Okumanın gereksiz görülmesinin bir diğer nedeni, bazı kesimlerin kitabı hayatın pratik sorunlarına çözüm üreten bir araç olarak görmemesidir. Özellikle toplumun daha pragmatik kesimlerinde kitaplar, maddi ya da somut bir fayda sağlamadıkları gerekçesiyle değerli görülmezler. Bu kişiler için okumak, günlük hayatta hemen sonuç alınamayacak, dolayısıyla gereksiz bir uğraş olarak değerlendirilir.
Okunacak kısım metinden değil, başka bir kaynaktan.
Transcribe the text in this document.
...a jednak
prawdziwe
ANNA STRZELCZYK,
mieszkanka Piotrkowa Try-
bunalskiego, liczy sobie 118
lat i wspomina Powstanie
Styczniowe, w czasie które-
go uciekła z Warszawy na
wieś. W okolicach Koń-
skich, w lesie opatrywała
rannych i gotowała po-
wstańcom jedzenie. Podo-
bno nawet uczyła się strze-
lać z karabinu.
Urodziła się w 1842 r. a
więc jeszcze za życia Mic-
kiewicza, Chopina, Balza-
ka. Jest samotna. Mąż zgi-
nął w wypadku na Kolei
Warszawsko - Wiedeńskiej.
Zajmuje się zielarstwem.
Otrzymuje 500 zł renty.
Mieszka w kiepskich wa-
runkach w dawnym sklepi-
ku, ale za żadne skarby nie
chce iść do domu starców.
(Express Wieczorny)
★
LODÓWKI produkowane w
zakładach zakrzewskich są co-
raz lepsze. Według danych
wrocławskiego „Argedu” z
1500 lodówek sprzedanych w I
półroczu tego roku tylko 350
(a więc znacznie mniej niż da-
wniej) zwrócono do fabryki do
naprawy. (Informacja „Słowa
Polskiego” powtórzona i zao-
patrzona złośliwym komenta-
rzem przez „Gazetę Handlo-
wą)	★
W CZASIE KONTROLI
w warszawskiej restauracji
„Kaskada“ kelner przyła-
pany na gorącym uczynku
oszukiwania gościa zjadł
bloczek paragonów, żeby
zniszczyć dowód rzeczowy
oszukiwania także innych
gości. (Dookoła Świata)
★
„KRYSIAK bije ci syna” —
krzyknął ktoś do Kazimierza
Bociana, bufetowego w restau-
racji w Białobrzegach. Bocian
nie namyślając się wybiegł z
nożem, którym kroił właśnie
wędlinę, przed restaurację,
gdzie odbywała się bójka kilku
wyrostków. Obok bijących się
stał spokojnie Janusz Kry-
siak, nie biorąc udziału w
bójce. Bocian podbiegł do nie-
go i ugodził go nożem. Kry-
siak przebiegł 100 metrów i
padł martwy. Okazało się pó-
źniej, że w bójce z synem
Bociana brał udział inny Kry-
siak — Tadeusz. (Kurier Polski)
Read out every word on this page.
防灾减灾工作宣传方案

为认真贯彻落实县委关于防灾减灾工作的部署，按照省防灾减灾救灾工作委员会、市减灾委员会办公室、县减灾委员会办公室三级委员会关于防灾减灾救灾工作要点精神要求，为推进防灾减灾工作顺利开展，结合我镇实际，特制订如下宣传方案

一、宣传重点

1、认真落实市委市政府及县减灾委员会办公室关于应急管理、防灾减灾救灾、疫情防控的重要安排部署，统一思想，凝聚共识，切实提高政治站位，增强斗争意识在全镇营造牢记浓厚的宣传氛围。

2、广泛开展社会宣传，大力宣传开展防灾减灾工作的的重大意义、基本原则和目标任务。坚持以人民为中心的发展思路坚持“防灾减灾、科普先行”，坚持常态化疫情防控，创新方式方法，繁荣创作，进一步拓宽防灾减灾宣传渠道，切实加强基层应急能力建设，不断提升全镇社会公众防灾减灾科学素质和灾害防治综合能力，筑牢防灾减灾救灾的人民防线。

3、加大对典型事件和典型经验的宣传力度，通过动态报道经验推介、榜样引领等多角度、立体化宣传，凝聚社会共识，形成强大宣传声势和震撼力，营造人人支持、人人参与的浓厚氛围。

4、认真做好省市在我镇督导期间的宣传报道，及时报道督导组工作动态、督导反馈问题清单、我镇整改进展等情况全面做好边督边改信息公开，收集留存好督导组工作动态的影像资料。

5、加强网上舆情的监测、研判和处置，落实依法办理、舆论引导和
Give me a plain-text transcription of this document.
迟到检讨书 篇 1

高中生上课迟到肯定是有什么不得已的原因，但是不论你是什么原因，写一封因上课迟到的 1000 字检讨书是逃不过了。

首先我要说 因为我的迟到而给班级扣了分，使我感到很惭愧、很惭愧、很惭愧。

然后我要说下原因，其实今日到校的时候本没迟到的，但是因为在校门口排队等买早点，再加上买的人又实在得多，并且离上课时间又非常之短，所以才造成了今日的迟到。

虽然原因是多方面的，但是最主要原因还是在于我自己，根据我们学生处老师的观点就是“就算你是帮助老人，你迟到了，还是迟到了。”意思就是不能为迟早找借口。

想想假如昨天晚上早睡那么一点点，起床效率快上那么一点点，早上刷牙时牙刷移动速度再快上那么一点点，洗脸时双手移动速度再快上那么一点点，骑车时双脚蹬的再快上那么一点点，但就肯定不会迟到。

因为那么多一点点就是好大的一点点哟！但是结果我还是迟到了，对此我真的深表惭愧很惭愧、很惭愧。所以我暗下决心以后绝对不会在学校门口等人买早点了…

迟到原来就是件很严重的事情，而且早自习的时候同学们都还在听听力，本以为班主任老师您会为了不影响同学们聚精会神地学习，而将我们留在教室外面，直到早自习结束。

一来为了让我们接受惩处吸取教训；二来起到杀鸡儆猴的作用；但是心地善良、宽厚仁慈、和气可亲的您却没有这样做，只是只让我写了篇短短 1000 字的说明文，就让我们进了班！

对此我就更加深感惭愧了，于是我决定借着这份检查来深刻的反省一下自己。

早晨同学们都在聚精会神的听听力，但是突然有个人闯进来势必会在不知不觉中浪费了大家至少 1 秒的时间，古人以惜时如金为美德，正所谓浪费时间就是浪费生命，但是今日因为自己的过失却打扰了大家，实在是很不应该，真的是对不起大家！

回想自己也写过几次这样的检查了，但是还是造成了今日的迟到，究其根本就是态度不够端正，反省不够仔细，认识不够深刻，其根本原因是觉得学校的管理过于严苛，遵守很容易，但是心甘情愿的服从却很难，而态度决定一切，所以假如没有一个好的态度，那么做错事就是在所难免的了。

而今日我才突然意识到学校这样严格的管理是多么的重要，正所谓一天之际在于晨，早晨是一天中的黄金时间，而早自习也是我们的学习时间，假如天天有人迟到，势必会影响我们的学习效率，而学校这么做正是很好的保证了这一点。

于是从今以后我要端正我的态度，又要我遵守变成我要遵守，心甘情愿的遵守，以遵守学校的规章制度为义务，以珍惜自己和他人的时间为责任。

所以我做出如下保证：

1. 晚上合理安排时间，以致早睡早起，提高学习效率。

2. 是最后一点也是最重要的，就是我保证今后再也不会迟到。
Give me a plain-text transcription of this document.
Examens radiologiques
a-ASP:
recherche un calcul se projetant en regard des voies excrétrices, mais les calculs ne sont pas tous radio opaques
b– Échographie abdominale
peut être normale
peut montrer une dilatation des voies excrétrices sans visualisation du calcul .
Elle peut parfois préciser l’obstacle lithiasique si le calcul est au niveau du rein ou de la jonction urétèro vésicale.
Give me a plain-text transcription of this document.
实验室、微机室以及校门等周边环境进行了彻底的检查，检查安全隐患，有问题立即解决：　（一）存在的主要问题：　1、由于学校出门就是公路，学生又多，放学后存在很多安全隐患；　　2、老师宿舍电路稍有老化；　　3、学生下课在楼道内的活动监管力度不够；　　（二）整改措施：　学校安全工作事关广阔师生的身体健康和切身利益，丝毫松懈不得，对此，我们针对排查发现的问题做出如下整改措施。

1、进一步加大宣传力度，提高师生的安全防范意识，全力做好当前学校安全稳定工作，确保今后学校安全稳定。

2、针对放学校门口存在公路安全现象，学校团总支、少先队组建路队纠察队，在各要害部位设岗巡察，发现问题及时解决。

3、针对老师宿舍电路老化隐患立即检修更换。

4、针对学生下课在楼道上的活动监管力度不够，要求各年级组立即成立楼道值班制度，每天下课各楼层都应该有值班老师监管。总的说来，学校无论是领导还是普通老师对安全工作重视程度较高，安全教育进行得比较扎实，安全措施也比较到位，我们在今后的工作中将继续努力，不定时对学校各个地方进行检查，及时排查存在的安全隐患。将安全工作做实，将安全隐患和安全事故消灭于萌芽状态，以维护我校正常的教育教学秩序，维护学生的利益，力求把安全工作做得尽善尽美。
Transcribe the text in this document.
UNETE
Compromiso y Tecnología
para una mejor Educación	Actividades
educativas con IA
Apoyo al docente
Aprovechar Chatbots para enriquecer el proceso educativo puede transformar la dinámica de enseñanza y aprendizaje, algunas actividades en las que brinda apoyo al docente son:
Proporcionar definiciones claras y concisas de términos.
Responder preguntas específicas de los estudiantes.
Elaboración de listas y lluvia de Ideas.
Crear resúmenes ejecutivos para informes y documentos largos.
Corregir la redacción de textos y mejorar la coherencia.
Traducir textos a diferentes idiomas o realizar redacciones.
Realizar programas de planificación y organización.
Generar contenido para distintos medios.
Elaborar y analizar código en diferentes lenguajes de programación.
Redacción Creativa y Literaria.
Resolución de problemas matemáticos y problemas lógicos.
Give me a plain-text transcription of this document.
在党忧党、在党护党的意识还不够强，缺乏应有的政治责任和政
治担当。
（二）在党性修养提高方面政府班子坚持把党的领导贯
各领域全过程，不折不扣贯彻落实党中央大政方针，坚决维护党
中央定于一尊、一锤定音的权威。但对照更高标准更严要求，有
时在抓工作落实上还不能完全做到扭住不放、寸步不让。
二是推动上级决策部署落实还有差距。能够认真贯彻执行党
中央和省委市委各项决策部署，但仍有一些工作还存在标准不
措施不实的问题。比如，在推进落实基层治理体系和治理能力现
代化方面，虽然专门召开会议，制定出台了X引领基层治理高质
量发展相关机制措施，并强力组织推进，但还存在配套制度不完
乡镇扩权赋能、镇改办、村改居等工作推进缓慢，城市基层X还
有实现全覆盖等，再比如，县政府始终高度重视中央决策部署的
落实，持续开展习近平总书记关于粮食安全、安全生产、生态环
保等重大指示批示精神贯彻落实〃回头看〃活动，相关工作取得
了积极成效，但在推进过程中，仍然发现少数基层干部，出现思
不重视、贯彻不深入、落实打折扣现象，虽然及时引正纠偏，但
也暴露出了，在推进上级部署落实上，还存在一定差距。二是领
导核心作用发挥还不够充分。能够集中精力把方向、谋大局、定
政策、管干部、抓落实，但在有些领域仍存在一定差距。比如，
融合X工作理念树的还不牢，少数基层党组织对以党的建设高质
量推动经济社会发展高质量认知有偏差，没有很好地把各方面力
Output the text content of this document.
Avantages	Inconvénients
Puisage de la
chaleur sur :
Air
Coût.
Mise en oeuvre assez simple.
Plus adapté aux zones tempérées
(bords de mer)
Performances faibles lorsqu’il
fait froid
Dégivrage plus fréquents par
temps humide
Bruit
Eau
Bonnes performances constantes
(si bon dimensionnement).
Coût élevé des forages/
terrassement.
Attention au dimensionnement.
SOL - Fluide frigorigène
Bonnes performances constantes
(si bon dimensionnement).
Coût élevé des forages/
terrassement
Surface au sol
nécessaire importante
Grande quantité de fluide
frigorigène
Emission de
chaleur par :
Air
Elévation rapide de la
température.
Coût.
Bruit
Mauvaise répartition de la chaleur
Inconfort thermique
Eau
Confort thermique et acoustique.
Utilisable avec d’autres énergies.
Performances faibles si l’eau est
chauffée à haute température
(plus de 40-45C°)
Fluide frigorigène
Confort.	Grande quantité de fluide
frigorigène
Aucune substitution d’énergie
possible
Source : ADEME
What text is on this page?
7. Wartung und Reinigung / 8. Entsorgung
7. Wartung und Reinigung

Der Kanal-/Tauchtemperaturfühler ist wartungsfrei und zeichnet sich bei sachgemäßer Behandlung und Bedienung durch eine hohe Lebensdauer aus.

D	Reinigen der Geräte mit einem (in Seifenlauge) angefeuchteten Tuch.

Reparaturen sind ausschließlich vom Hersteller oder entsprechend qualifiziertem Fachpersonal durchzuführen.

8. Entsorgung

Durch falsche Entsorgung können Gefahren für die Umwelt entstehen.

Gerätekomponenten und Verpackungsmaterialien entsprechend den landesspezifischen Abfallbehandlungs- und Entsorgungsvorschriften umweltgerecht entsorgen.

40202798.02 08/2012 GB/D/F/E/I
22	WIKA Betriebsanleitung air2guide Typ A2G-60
  1. Okuma Alışkanlığının Eğitimle İlişkisi
    Eğitim, okuma alışkanlığının gelişiminde hayati bir rol oynamaktadır. Ancak eğitimin niteliği, bu alışkanlığın kazanılmasında belirleyici bir faktördür. Ezberci eğitim sistemleri, öğrencilere kitap okuma alışkanlığı kazandırmaktan ziyade, bilgiyi geçici olarak depolayıp sınavda kullanma becerisini kazandırır. Bu durum, bireylerin okuma eylemine eğlence, öğrenme ya da kişisel gelişim aracı olarak değil, bir zorunluluk olarak bakmalarına neden olur. Okuma alışkanlığı, eğitim sürecinde kazandırılmadığında, bireyler okuma eylemine mesafeli durur ve bu alışkanlık hayatlarının ilerleyen dönemlerinde de gelişemez.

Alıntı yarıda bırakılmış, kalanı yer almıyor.